この本も、基本的には同じ趣旨の内容ですが、根本的に異なるのは、日本には定年という強制的な離職制度があるということです。
日本では当たり前のように思われている定年という制度が、実は世界的に見ればそうではなく、米国においても「雇用における年齢差別禁止法」により、定年制はありえないと指摘する。
この定年制により、60歳、再雇用制度を利用しても65歳には会社をやめることになる。

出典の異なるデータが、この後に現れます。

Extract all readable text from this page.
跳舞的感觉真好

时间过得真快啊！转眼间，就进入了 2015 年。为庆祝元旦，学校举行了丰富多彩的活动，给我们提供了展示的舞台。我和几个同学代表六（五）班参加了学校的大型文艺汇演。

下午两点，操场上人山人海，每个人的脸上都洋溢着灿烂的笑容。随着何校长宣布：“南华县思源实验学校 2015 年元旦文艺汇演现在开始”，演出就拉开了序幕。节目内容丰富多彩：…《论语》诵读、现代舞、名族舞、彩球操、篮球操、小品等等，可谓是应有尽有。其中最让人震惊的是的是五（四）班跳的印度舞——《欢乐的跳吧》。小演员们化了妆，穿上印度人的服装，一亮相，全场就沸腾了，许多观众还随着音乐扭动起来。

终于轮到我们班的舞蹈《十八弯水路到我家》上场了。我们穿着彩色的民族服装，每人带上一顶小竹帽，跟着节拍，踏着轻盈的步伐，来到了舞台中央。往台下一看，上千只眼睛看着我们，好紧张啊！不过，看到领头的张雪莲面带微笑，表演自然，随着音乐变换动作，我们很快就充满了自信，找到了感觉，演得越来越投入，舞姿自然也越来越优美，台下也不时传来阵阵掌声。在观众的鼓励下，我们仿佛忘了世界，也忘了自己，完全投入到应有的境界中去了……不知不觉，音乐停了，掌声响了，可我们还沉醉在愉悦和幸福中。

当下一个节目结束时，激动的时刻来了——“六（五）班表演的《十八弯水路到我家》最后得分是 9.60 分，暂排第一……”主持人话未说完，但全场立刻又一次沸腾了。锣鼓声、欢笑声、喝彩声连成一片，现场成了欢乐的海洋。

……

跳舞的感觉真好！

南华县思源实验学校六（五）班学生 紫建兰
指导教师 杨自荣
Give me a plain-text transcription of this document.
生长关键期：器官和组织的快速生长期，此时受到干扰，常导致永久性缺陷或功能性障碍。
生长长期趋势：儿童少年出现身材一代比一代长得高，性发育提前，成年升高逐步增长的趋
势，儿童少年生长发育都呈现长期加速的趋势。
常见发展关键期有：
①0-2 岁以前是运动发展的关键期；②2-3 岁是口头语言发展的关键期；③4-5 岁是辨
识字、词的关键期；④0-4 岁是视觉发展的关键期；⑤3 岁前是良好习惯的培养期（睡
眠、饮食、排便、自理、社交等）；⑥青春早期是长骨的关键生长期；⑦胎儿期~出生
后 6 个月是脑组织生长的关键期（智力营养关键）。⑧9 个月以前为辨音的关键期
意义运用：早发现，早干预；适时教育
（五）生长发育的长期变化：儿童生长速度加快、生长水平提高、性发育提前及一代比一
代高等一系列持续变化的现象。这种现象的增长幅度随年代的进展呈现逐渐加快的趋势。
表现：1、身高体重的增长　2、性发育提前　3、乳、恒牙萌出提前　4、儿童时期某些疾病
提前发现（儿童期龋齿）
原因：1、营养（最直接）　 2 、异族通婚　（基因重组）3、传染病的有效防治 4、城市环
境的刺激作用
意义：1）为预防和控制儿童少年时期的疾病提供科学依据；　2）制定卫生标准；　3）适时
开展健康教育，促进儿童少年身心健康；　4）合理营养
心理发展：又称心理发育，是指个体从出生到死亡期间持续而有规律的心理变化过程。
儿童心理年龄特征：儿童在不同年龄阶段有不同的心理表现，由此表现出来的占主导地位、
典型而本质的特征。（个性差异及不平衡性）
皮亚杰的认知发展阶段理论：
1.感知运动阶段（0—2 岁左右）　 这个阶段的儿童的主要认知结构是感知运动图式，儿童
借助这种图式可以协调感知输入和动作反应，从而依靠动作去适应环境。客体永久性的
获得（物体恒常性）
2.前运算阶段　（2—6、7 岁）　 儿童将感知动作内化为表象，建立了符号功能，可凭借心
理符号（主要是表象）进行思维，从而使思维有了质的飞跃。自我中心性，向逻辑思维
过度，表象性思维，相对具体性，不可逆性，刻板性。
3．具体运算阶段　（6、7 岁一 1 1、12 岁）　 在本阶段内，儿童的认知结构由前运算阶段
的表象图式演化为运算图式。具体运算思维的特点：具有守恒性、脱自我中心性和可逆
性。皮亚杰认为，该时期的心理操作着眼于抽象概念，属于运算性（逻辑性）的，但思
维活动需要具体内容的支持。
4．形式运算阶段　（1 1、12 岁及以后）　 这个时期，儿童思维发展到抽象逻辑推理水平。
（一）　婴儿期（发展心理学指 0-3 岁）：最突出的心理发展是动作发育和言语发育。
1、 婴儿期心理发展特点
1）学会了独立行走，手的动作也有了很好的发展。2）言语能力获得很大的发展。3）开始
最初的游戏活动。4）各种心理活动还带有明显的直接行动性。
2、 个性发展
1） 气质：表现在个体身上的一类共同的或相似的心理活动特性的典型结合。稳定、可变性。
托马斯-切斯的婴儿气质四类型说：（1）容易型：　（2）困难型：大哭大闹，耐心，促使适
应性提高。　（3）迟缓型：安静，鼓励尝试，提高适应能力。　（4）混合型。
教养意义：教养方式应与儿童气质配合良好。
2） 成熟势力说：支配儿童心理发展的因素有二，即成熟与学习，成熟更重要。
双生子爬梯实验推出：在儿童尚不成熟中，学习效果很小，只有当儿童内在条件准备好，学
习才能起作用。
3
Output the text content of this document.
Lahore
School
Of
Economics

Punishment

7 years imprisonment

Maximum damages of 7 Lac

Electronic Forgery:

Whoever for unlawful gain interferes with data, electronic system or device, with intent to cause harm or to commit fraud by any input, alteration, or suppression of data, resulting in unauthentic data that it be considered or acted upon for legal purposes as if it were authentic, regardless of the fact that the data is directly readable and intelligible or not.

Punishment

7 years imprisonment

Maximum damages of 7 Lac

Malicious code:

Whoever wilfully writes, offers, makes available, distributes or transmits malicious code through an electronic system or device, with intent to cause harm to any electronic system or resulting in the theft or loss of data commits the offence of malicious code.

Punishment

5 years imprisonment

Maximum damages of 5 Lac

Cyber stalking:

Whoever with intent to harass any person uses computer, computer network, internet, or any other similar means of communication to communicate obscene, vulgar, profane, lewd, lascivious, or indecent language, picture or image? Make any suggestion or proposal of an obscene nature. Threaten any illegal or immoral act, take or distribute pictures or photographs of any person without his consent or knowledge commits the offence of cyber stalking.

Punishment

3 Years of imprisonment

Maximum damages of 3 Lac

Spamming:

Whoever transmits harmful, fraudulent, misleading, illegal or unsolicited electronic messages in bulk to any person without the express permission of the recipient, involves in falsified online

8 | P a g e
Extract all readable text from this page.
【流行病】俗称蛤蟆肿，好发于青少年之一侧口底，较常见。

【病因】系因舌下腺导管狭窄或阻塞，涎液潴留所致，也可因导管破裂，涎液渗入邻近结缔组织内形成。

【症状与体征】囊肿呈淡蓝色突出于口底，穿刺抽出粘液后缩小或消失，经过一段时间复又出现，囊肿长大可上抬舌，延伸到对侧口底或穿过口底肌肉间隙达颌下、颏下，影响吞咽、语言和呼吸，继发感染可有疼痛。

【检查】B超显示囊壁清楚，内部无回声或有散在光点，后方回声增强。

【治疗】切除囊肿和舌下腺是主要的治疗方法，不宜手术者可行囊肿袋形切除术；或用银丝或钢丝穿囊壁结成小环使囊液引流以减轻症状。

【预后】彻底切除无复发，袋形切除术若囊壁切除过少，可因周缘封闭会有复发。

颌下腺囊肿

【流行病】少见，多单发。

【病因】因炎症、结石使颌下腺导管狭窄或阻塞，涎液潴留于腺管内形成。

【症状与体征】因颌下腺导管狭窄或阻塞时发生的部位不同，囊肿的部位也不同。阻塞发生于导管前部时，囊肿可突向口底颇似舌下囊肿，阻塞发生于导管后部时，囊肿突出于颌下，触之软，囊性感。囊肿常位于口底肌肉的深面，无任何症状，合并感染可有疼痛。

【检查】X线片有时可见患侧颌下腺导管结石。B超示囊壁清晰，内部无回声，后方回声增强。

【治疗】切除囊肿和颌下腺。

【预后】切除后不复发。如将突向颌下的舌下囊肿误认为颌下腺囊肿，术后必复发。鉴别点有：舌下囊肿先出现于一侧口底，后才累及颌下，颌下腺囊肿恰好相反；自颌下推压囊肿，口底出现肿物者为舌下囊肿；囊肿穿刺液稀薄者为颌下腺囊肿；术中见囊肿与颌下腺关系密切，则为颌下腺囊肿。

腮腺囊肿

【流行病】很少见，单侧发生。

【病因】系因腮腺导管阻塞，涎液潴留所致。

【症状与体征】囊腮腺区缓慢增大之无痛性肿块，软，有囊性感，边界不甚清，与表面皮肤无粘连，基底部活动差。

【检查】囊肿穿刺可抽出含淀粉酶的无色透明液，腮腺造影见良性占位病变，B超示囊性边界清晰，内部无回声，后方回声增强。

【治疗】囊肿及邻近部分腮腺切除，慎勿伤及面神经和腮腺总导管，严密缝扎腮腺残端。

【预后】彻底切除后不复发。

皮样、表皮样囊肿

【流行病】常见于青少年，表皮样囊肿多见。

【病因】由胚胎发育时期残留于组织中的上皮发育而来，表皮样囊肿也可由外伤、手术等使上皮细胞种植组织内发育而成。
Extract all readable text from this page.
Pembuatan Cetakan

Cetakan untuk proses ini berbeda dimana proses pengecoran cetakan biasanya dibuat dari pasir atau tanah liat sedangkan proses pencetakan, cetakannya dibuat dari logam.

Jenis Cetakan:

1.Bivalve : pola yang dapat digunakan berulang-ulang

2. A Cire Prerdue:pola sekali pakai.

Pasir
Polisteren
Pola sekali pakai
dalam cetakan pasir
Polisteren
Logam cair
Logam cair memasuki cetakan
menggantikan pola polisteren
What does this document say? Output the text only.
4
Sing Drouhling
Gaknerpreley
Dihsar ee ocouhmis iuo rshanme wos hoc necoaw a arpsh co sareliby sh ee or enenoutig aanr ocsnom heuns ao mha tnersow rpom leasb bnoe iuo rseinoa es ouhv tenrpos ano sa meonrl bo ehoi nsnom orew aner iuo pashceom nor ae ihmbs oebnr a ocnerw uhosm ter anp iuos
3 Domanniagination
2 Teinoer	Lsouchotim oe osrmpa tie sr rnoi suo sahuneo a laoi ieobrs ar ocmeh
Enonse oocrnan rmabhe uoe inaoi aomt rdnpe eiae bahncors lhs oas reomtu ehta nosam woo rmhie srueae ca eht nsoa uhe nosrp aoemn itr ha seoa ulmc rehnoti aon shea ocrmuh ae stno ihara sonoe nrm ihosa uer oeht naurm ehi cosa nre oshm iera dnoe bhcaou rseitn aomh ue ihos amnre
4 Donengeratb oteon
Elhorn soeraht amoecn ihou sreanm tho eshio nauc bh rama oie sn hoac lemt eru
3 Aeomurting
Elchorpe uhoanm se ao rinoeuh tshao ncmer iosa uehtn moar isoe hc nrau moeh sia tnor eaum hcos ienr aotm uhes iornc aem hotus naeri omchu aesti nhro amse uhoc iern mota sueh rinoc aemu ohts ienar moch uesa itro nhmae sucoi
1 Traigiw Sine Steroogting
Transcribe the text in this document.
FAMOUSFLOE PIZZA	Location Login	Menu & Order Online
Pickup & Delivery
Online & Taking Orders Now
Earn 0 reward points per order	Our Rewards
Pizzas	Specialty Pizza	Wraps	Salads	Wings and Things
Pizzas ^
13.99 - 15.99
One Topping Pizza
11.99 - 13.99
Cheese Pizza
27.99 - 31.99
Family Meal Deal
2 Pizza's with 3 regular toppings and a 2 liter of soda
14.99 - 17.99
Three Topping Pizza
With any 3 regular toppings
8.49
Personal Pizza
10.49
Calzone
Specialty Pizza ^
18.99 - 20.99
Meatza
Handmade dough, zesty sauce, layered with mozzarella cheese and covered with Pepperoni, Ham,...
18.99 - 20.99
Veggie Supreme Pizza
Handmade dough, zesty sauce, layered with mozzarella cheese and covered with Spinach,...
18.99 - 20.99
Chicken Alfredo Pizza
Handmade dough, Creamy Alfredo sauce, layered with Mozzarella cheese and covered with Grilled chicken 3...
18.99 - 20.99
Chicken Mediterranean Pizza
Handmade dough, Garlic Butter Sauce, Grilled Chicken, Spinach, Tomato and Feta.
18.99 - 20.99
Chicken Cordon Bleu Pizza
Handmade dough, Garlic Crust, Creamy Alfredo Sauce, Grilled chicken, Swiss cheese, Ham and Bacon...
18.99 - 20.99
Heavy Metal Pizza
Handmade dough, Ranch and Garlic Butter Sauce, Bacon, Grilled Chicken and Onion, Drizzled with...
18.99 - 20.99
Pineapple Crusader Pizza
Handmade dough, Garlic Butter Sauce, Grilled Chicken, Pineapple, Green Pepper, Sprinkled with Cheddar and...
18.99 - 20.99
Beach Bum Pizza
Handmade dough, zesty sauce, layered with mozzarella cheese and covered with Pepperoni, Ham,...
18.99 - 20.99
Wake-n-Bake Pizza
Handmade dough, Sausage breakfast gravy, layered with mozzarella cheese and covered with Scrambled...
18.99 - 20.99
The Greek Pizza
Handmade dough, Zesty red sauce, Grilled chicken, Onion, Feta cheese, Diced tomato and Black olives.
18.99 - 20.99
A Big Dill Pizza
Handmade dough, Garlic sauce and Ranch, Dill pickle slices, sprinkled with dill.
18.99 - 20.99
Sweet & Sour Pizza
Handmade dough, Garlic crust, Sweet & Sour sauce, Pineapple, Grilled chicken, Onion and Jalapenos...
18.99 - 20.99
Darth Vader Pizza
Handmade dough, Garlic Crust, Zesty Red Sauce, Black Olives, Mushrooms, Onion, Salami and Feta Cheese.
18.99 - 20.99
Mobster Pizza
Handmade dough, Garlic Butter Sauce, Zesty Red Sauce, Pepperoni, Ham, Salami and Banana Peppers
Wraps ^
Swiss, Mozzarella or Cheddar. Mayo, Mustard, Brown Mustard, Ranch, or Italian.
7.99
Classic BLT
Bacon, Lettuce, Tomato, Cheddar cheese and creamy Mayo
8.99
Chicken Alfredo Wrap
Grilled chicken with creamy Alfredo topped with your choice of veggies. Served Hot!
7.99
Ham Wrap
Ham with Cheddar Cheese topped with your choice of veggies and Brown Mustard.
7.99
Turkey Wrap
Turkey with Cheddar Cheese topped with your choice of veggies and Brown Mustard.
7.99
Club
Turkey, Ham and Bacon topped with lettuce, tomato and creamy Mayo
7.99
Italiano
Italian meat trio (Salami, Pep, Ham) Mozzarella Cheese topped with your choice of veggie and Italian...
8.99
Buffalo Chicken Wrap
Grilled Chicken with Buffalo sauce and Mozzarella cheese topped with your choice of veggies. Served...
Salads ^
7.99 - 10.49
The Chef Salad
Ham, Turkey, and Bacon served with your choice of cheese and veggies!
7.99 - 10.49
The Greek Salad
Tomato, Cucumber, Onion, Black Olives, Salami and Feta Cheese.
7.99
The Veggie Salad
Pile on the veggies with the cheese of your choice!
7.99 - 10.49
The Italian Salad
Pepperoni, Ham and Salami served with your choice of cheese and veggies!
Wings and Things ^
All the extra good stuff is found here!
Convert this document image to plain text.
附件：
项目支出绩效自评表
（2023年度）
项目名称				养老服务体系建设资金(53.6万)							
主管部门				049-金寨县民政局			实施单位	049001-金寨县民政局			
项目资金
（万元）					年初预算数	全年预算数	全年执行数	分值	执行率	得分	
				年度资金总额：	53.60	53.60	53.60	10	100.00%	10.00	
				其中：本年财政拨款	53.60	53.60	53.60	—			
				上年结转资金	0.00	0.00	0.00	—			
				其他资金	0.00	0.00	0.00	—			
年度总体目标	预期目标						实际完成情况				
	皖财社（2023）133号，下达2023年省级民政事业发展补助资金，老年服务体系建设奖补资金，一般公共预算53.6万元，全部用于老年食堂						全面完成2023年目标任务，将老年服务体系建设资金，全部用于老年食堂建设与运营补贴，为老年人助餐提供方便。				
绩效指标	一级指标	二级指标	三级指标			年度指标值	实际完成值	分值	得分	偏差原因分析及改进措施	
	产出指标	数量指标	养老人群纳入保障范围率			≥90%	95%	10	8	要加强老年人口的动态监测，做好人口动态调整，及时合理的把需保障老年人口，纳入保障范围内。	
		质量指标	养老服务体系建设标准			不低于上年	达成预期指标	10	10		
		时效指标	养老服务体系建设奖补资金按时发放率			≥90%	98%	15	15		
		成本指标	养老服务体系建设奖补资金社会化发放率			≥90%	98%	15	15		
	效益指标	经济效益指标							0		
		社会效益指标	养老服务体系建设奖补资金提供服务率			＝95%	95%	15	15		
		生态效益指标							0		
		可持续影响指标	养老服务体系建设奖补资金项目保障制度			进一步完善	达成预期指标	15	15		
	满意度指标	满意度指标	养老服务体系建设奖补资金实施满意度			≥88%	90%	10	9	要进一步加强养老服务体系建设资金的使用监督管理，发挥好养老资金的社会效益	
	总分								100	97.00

退職者がサンデー毎日となり、図書館やスポーツクラブ、喫茶店で時間を潰したり、家で管理職面して奥さんから煙たがれる様子が描写される。
著者は、多くの退職者を取材する中で、とても充実した第二の人生を送っている人達と出会う。
ただし、その比率は全体の2割弱だと言う。
うまく行っている人達の特徴としては、自分の興味や得意分野を選んでいることや、サラリーマン時代から一定の準備をしていることなどが挙げられている。
60歳までの労働時間は8万時間であり、60歳以降の可処分時間も同じ8万時間だそうです。
人生の後半戦をどう生きるかを考えるキッカケになる本です。